2013 was supposed to be my final year competing. It was going to be the year I retired, but after some major soul searching, Eric and I both decided we had accomplished enough in our careers and had nothing more we needed to prove. After competing for our son’s entire life (so far) it was time to hang it up and focus on our family and our clients. I had won everything I ever set out to win. I overcame injuries, depression, binge eating disorder, self-loathing, and found a new sense of passion and purpose in helping others “conquer the crazy” through this process.
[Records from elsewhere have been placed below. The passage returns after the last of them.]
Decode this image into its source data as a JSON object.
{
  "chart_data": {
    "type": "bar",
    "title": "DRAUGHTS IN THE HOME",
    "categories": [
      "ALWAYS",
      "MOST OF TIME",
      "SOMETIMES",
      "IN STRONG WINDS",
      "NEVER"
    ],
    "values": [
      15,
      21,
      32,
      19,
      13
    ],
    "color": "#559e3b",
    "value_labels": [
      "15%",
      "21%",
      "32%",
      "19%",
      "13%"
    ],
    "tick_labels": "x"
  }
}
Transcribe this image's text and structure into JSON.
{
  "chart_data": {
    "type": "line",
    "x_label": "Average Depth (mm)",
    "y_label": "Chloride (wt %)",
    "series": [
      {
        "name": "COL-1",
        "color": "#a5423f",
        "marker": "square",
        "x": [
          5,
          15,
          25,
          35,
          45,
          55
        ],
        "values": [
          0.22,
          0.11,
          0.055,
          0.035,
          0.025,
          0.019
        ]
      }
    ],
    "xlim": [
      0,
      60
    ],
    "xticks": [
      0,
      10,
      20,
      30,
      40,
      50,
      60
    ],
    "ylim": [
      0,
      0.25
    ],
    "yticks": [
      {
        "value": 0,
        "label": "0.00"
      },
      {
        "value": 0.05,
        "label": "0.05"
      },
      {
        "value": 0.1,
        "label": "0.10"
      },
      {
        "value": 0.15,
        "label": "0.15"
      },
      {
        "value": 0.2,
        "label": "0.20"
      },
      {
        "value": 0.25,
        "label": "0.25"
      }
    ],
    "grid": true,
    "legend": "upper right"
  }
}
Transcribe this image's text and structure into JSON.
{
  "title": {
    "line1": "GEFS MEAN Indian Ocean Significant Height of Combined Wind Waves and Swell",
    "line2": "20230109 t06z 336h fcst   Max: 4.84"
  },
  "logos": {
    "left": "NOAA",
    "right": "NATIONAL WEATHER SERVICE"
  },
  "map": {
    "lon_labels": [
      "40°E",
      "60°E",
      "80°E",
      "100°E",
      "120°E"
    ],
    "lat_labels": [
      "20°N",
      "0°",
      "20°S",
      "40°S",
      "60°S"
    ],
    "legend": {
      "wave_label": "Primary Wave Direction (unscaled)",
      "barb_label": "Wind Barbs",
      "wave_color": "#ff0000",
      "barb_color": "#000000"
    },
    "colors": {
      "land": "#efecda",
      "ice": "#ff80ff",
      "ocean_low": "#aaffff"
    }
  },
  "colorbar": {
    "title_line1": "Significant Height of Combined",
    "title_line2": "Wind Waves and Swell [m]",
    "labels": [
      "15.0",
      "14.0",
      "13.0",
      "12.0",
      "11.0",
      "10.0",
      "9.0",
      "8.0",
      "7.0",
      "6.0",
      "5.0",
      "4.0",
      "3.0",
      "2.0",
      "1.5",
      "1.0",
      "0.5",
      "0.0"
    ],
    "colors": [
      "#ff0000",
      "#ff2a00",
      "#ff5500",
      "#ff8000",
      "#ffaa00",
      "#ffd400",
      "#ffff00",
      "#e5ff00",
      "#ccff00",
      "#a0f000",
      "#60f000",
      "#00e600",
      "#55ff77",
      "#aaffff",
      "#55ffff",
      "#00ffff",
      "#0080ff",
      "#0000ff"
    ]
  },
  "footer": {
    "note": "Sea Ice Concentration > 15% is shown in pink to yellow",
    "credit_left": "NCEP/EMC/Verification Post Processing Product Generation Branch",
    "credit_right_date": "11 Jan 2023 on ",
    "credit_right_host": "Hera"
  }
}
So what is the point in me telling you this VERY long story? I want you all to realize that this sport is about SO MUCH MORE THAN WINNING A TROPHY, A MEDAL OR A PRO CARD. If all you focus on is that win, you will, no doubt, end up disappointed almost all of the time. While you believe that you are the one who WANTS IT MORE THAN ANYONE ELSE and HAS WORKED HARDER THAN ANYONE ELSE….every other competitor standing on stage next to you wants and had done the same. WE ALL BRING OUR BEST to that stage, what happens on the stage is up to a bunch of strangers and a little bit of luck! You CANNOT let the results from a brief moment on stage DEFINE YOUR JOURNEY. No one can define that for you, only YOU can define your journey and what it will mean to you. YOU DEFINE YOUR WIN, not a trophy, a medal or a few dollars. Don’t get so hung up on your goal of winning, or “doing well” that you lose sight of the real wins along the way. If you only define a win by earning a cheap piece of hardware, you have tragically missed out on what this sport can truly show you and the thing it can teach you.
FOCUS ON THE JOURNEY – REMEMBER IT’S ABOUT THE JOURNEY NOT THE DESTINATION!